2005-05-27 Diskussionsfäden Simon Leinen
Fabian Wenk writes:
 This Mail [1] arrived just over the Full-Disclosure mailinglist [2],
 but should probably also be of interest to some people here.

[1]
 http://lists.grok.org.uk/pipermail/full-disclosure/2005-May/034342.html
[2] https://lists.grok.org.uk/mailman/listinfo/full-disclosure

Yes, at least it should remind our community that ingress filtering is
important.  When I tried the spoofer test software from
http://momo.lcs.mit.edu/spoofer/#software , I was shocked to see that
I can spoof packets from my home broadband connection (and probably
the 299'999 other broadband customers of that Swiss ISP can do so as
well :-).  Hopefully other Swiss ISPs do this better.

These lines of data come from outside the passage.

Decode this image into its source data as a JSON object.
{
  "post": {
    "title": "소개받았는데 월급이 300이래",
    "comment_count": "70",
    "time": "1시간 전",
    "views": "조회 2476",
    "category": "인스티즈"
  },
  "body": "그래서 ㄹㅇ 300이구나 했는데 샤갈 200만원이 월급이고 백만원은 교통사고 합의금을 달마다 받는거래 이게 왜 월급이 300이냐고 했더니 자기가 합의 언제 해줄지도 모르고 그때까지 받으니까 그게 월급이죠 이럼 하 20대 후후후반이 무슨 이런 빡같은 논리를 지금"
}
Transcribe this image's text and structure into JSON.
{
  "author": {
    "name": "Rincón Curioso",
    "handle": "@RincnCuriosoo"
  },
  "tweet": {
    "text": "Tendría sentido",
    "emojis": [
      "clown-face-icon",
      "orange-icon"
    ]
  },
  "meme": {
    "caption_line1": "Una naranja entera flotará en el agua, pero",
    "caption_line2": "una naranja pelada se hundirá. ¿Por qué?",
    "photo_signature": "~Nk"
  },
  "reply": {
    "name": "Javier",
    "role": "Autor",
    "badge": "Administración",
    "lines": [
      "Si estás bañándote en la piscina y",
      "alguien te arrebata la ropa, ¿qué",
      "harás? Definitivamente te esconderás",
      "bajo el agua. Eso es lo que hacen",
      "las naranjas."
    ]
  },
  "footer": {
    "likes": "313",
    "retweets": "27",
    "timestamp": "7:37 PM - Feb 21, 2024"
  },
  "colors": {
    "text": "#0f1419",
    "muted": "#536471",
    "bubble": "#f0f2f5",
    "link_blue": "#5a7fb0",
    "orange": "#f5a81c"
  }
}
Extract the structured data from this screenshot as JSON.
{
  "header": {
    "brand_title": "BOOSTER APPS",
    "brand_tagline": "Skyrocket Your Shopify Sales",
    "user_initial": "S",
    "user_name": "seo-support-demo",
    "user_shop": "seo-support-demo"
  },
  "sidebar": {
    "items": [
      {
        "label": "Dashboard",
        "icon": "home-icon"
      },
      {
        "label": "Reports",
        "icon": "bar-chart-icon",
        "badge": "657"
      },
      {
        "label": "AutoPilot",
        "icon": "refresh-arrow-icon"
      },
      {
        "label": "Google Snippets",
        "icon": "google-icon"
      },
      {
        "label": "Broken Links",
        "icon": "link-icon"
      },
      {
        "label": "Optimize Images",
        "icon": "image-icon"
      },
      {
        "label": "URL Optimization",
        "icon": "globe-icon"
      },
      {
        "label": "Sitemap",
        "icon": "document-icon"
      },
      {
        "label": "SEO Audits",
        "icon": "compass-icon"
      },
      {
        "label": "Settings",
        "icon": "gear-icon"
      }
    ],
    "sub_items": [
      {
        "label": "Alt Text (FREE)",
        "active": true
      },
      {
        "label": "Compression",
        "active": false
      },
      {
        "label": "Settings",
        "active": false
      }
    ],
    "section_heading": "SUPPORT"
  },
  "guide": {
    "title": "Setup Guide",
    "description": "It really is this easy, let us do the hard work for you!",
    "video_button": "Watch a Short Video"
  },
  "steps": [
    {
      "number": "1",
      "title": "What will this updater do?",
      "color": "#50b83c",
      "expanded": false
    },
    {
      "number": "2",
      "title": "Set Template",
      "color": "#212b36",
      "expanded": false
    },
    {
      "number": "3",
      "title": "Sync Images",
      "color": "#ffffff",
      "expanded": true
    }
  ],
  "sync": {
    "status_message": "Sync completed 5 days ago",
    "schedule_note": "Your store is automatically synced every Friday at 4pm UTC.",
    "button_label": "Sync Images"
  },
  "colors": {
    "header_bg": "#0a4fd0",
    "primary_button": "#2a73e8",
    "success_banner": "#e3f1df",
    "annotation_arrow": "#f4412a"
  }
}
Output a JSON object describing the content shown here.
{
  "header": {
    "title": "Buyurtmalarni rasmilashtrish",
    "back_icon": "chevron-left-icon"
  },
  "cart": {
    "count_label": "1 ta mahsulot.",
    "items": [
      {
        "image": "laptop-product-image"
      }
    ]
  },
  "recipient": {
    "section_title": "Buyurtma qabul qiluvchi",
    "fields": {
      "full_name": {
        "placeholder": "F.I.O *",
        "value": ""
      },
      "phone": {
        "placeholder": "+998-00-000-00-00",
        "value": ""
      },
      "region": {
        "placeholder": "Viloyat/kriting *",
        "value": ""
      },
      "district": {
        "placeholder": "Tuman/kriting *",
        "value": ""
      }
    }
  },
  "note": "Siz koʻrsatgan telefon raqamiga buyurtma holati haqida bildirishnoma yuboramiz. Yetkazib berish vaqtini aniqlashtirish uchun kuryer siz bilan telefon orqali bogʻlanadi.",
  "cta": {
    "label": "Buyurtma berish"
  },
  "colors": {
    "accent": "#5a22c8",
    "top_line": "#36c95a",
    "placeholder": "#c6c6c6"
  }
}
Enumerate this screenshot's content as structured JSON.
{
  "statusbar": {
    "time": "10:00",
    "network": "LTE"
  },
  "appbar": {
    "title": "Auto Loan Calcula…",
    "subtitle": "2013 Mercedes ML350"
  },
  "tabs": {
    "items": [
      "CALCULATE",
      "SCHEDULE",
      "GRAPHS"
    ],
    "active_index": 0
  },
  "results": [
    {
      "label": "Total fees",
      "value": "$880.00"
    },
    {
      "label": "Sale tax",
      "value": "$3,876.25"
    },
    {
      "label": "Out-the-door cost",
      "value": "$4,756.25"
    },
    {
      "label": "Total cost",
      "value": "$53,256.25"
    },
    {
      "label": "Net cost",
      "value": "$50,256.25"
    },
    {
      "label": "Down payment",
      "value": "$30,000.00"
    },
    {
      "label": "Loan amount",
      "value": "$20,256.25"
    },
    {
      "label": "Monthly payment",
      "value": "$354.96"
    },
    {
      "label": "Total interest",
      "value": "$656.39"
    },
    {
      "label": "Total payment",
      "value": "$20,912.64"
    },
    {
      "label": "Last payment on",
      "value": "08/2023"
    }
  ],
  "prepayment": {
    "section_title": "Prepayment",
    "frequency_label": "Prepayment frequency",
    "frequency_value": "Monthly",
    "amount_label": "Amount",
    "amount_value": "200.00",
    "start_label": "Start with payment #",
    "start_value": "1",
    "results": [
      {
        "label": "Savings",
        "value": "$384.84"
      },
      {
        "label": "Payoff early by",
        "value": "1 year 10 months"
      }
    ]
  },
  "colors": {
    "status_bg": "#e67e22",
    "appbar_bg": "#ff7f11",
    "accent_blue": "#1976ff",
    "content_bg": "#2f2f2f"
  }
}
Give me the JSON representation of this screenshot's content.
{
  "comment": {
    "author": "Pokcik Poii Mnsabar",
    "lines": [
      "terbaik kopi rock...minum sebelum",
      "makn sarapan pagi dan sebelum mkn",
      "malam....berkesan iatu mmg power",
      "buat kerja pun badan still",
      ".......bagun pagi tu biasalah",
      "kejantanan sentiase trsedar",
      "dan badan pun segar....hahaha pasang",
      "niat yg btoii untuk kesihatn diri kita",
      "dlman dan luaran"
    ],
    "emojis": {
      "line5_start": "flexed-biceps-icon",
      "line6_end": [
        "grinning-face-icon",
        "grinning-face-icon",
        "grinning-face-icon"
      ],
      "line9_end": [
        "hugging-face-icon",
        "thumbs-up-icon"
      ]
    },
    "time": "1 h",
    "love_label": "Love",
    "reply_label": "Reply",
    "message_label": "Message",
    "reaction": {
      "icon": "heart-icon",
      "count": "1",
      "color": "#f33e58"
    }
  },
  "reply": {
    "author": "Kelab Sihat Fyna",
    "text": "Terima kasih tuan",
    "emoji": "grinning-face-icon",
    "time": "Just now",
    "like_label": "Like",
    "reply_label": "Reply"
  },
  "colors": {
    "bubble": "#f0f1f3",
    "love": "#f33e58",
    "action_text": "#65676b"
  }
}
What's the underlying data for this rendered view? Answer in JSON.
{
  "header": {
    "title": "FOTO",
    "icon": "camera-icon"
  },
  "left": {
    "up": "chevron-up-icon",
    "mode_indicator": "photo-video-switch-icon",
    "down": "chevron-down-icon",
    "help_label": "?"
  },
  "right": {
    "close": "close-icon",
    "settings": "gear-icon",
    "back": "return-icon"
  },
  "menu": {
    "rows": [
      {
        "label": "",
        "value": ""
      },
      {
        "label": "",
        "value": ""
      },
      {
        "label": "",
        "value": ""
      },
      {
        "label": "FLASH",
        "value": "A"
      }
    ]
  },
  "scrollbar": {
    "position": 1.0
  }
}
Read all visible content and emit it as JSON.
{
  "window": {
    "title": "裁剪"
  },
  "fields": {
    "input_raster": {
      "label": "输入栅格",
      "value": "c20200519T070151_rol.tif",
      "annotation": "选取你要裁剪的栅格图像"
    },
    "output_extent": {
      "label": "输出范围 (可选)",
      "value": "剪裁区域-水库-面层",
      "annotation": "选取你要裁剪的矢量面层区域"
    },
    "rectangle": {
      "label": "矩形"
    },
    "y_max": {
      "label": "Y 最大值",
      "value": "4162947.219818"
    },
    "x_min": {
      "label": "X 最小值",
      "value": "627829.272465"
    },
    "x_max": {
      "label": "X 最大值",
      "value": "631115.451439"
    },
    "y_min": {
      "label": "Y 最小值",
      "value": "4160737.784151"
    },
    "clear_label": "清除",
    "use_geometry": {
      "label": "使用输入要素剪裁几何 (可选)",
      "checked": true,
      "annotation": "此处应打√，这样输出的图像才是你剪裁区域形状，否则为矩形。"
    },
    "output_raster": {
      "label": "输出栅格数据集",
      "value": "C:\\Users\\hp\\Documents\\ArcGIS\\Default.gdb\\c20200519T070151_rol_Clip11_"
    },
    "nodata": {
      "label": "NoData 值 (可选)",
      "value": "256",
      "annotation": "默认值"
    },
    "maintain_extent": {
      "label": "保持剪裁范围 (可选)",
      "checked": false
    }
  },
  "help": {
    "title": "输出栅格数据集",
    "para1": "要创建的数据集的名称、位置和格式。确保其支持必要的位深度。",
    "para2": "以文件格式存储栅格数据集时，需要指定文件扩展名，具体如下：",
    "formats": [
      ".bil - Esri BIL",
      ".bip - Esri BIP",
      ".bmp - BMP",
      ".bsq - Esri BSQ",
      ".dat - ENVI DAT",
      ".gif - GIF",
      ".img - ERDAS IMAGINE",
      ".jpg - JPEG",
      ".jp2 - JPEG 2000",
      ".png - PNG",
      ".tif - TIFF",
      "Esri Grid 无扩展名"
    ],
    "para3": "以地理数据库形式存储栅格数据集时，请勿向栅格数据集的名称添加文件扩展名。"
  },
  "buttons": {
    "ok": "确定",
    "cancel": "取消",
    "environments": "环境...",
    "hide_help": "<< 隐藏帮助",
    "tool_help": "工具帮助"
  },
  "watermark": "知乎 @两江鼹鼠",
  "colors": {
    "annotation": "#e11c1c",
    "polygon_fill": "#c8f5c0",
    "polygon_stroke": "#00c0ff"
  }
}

I hate to say something in defense of NATs, but at least the problem
is somewhat mitigated by the fact that many surfers (especially those
with broadband connections) use NATs.  They make address spoofing from
compromised PCs ineffective.

As for enterprise connections, I'm not sure.  I assume most small
enterprises use NATs as well.  Large enterprises use firewalls, but if
something behind the firewall does get infected, I'm not sure those
firewalls would protect the outside world against spoofed packets (or
any other kind of junk) from those machines.
-- 
Simon.
PS. SWITCH has ingress filters on all customer access interfaces, so
compromised systems inside universities cannot used spoofed source
addresses from outside the respective site's address space.